REGIONALISM AS AN ALTERNATIVE DIRECTION IN BELARUSIAN HISTORICAL RESEARCH: BETWEEN RECONSTRUCTION OF THE PAST AND CONSTRUCTION OF THE FUTURE
Abstract
The relevance of the study of regionalism in historical research is due to the active processes of territorial and transnational regionalization. In the modern world, regionalism appears in two forms: at the subnational level (territories within the structure of a state) and at the supranational level (interstate associations). In both cases, the main subject and reference point in the construction of a region is the nation-state. Thanks to historical research, regional projects undergo reification and begin to position themselves as objectively existing and self-sufficient spaces. Unfortunately, the reverse process associated with criticism and rethinking by historians of certain regional projects in modern historiography has not been observed.

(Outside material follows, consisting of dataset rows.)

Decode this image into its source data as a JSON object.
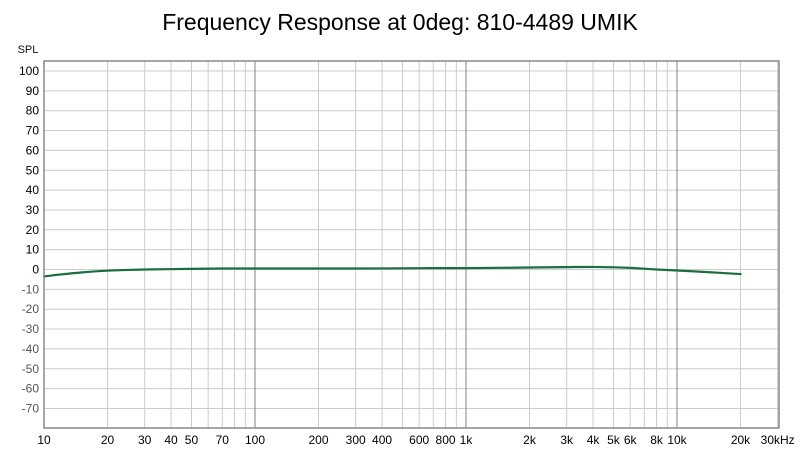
{
  "chart_data": {
    "type": "line",
    "title": "Frequency Response at 0deg: 810-4489 UMIK",
    "ylabel": "SPL",
    "xlabel": "",
    "x_scale": "log",
    "xlim": [
      10,
      30000
    ],
    "ylim": [
      -80,
      105
    ],
    "grid": true,
    "legend": "none",
    "y_ticks": [
      100,
      90,
      80,
      70,
      60,
      50,
      40,
      30,
      20,
      10,
      0,
      -10,
      -20,
      -30,
      -40,
      -50,
      -60,
      -70
    ],
    "x_ticks": [
      {
        "value": 10,
        "label": "10"
      },
      {
        "value": 20,
        "label": "20"
      },
      {
        "value": 30,
        "label": "30"
      },
      {
        "value": 40,
        "label": "40"
      },
      {
        "value": 50,
        "label": "50"
      },
      {
        "value": 70,
        "label": "70"
      },
      {
        "value": 100,
        "label": "100"
      },
      {
        "value": 200,
        "label": "200"
      },
      {
        "value": 300,
        "label": "300"
      },
      {
        "value": 400,
        "label": "400"
      },
      {
        "value": 600,
        "label": "600"
      },
      {
        "value": 800,
        "label": "800"
      },
      {
        "value": 1000,
        "label": "1k"
      },
      {
        "value": 2000,
        "label": "2k"
      },
      {
        "value": 3000,
        "label": "3k"
      },
      {
        "value": 4000,
        "label": "4k"
      },
      {
        "value": 5000,
        "label": "5k"
      },
      {
        "value": 6000,
        "label": "6k"
      },
      {
        "value": 8000,
        "label": "8k"
      },
      {
        "value": 10000,
        "label": "10k"
      },
      {
        "value": 20000,
        "label": "20k"
      },
      {
        "value": 30000,
        "label": "30kHz"
      }
    ],
    "series": [
      {
        "color": "#1a6e40",
        "x": [
          10,
          12,
          15,
          20,
          30,
          50,
          70,
          100,
          200,
          300,
          500,
          700,
          1000,
          2000,
          3000,
          4000,
          5000,
          6000,
          7000,
          8000,
          10000,
          15000,
          20000
        ],
        "y": [
          -3.5,
          -2.5,
          -1.5,
          -0.6,
          0.0,
          0.3,
          0.5,
          0.5,
          0.5,
          0.5,
          0.6,
          0.7,
          0.7,
          1.0,
          1.2,
          1.3,
          1.1,
          0.8,
          0.4,
          0.0,
          -0.5,
          -1.5,
          -2.3
        ]
      }
    ]
  },
  "colors": {
    "frame": "#888888",
    "grid": "#cccccc",
    "decade_line": "#808080",
    "ytick_major": "#000000",
    "ytick_minor": "#555555"
  }
}
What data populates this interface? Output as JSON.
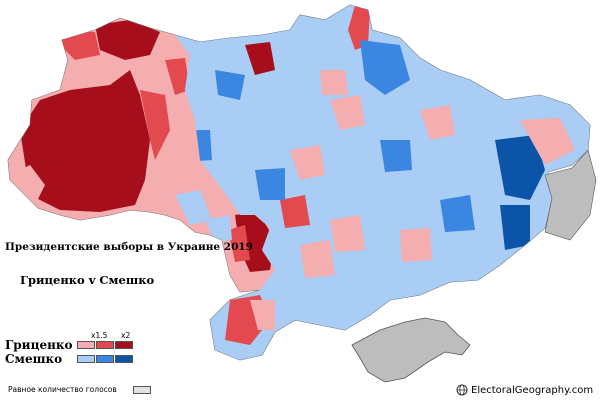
{
  "title": "Президентские выборы в Украине 2019",
  "subtitle": "Гриценко v Смешко",
  "legend": {
    "ratio_labels": [
      "x1.5",
      "x2"
    ],
    "candidates": [
      {
        "name": "Гриценко",
        "colors": [
          "#f4aeb0",
          "#e24a50",
          "#a50e1a"
        ]
      },
      {
        "name": "Смешко",
        "colors": [
          "#a9cdf4",
          "#3a86e0",
          "#0c54a8"
        ]
      }
    ],
    "equal_label": "Равное количество голосов",
    "equal_color": "#e2e2e2"
  },
  "credit": "ElectoralGeography.com",
  "colors": {
    "border": "#555555",
    "occupied": "#bdbdbd"
  }
}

Deprived of access to the sea, small landlocked states are, more than others, forced to take part in regional associations, which suggests their historical grounding. The problem is that regional projects (concepts) are developed by philosophers, writers, and diplomats of hegemonic countries. Modern national historiographies of small European countries are forced to adapt their national historical narratives to regional projects imposed from outside. For the Republic of Belarus, a young landlocked European state, this means a difficult choice between five regional projects developed by European or Russian philosophers and writers that are associated with the concepts of Eastern Europe, the Western Rus', Eurasia, Central–Eastern Europe, and the Eastern European borderland.